FBI, Justice Dept. take encryption concerns to Congress

FBI, Justice Dept. taking encryption concerns to Congress
In this Sept. 1, 2010, file photo, then-U.S. Attorney for the Northern District of Georgia Sally Yates, speaks to reporters during a news conference at the Justice Department in Washington. Federal law enforcement officials, including Deputy Attorney General Yates, now the No. 2 official at the Justice Department, are pressing their concerns about encryption before Congress, where they will argue to senators on Wednesday, July 8, 2015, that the right to privacy is not absolute and must be weighed against public safety interests. At issue is encryption technology in phones and computers that Silicon Valley companies say offers customers' invaluable security in their communications and protection from hackers and corporate spies. But law enforcement officials say that same technology has made it harder for them, even with a warrant, to monitor and intercept messages shared by criminal suspects. (AP Photo/Manuel Balce Ceneta, File)

Federal law enforcement officials warned Wednesday that data encryption is making it harder to hunt for pedophiles and terror suspects, telling senators that consumers' right to privacy is not absolute and must be weighed against public-safety interests.

The testimony before the Senate Judiciary Committee marked the latest front in a high-stakes dispute between the Obama administration and some of the world's most influential tech companies, placing squarely before Congress an ongoing discussion that shows no signs of an easy resolution. Senators, too, offered divided opinions.

FBI and Justice Department officials have repeatedly asserted that encryption technology built into smartphones makes it harder for them to monitor and intercept messages from criminal suspects, such as Islamic State sympathizers who communicate online and child predators who conceal pornographic images. They say it's critical that they be able to access encrypted communications during investigations, with companies maintaining the key to unlock such data.

But they face fierce opposition from Silicon Valley companies who say encryption safeguards customers' privacy rights and offers protections from hackers, corporate spies and other breaches. The companies in recent months have written to the Obama administration and used public speeches to argue for the value of strong encryption.

FBI Director James Comey, who has pressed his case repeatedly over the last year before think tanks and in other settings, sought Wednesday to defuse some of the tension surrounding the dispute. He told senators that he believed technology companies were fundamentally on the same page as law enforcement, adding, "I am not here to fight a war."

"Encryption is a great thing. It keeps us all safe. It protects innovation," Comey said. "It protects my children. It protects my health care. It is a great thing."

But he warned that criminals were using encryption to create a safe zone from law enforcement. He said that concern was especially acute at a time when the Islamic State has been recruiting sympathizers through social media and then directing them to encrypted platforms that federal agents cannot access.

"Our job is to look at a haystack the size of this country for needles that are increasingly invisible to us because of end-to-end encryption," he said.

Deputy Attorney General Sally Yates said the Justice Department was not currently seeking a legislative fix for the issue and was instead hoping to work cooperatively with the technology companies. She expressed concern about end-to-end encryption in which only the user can access the communication. And she encouraged more companies—not the government—to retain a key that can unlock their customers' encrypted data in response to government requests and court orders.

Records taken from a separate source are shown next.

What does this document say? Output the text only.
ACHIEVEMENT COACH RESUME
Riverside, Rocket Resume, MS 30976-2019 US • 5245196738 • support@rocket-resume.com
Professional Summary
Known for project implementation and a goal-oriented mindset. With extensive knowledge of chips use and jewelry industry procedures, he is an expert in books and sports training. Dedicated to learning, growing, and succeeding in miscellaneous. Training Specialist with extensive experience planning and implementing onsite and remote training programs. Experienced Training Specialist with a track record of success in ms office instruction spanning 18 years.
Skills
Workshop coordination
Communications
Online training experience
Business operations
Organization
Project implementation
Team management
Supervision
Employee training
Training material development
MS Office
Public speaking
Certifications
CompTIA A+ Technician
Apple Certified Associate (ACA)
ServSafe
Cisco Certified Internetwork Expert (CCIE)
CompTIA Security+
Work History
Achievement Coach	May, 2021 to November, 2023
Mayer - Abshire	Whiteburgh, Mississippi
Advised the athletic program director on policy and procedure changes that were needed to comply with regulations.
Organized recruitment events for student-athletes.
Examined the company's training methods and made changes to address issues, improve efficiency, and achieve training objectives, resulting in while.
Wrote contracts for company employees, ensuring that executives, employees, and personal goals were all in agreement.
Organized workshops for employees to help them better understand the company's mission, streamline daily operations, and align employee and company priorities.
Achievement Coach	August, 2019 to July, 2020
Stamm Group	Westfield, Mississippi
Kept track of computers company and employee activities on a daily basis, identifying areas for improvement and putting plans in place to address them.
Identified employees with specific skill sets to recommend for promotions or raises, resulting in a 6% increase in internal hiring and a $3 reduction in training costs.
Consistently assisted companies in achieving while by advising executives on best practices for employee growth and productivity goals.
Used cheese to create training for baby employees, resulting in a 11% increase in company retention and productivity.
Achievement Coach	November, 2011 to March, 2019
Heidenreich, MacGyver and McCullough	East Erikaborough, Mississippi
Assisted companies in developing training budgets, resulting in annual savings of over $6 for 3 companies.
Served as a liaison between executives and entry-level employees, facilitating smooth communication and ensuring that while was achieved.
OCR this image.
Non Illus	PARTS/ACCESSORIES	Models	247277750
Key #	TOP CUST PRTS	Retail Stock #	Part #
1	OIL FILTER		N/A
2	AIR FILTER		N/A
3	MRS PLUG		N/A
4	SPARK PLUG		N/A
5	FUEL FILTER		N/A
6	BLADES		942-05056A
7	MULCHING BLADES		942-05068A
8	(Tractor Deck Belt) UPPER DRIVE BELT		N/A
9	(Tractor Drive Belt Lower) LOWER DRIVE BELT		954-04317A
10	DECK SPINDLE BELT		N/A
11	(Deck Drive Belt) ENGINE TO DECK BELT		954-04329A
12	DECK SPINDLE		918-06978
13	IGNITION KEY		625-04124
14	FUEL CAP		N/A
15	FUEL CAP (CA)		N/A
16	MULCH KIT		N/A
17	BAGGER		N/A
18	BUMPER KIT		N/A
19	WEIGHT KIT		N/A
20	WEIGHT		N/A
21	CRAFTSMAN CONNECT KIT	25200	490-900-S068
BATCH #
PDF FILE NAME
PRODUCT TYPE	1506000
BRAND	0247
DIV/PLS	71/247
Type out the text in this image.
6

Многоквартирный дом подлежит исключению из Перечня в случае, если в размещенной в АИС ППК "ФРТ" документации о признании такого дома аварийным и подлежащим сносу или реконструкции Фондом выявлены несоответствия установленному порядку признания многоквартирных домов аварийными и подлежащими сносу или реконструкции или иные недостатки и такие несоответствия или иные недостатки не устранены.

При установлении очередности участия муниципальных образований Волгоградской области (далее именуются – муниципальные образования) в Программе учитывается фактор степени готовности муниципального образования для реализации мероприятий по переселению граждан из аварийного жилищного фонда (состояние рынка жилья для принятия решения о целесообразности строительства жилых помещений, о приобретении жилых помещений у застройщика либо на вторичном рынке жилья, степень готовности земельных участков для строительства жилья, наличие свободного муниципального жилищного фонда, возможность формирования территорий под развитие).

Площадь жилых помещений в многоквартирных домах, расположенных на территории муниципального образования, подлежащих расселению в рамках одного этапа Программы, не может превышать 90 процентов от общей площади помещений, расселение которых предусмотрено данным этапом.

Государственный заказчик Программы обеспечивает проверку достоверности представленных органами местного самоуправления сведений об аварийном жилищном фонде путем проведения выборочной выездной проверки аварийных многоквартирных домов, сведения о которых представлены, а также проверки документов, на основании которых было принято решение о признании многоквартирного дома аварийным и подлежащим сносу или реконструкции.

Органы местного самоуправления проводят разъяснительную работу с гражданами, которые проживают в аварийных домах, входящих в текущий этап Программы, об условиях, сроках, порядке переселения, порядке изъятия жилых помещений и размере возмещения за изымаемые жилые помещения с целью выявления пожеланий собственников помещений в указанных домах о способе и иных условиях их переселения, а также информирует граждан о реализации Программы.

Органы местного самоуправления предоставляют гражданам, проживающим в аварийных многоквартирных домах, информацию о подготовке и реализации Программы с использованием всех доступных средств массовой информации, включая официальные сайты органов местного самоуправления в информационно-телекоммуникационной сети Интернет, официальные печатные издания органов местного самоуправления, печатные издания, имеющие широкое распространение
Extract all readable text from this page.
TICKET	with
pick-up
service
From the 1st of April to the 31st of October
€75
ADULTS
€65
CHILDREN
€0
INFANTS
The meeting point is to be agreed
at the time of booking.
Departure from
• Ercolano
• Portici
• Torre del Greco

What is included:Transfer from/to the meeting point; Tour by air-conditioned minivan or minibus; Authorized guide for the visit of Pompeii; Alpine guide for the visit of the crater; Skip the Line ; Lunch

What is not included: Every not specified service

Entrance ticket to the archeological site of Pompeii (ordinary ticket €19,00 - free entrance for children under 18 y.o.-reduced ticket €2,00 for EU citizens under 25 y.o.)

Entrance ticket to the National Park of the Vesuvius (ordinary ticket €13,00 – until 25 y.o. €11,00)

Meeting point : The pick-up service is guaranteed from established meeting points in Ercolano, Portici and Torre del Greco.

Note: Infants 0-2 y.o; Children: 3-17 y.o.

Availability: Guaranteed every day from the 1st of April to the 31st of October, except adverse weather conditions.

"The current public debate about how to strike the careful balance between privacy rights and public safety has at times been a challenging and highly charged discussion," Yates told the committee. Personal privacy and Internet security, she said, "are not absolute. And they have to be balanced against the risks we face from creating warrant-proof zones of communication."

Sen. Dianne Feinstein, D-Calif., echoed Comey's concerns about encryption, saying it allows "those who would do us enormous harm a respite from any kind with law enforcement."

But others reacted more warily to that perspective.

Sen. Al Franken said strong data security can protect not only personal privacy but also critical infrastructure and industry. He cited the huge breach at the Office of Personnel Management in which sensitive, unencrypted information was exposed.

Given that, he asked, "is there a danger, if we do this wrong, of there also being a national security risk there?"

Vermont Sen. Patrick Leahy, the panel's senior Democrat, questioned how much it would actually help to facilitate law enforcement's access to encrypted material given that "strong encryption's going to still be available from foreign powers."

Tech companies call the concerns overblown and have steadfastly promised to protect customer privacy.

In a speech last month, Apple CEO Tim Cook said the company would not waver in offering encryption tools to customers and said weakening encryption would have a "chilling effect on our First Amendment rights and undermines our country's founding principles."

In a May letter to the White House, a tech-company coalition argued that strong encryption protects against "innumerable" threats and urged the government to "reject any proposal that U.S. companies deliberately weaken the security of their products."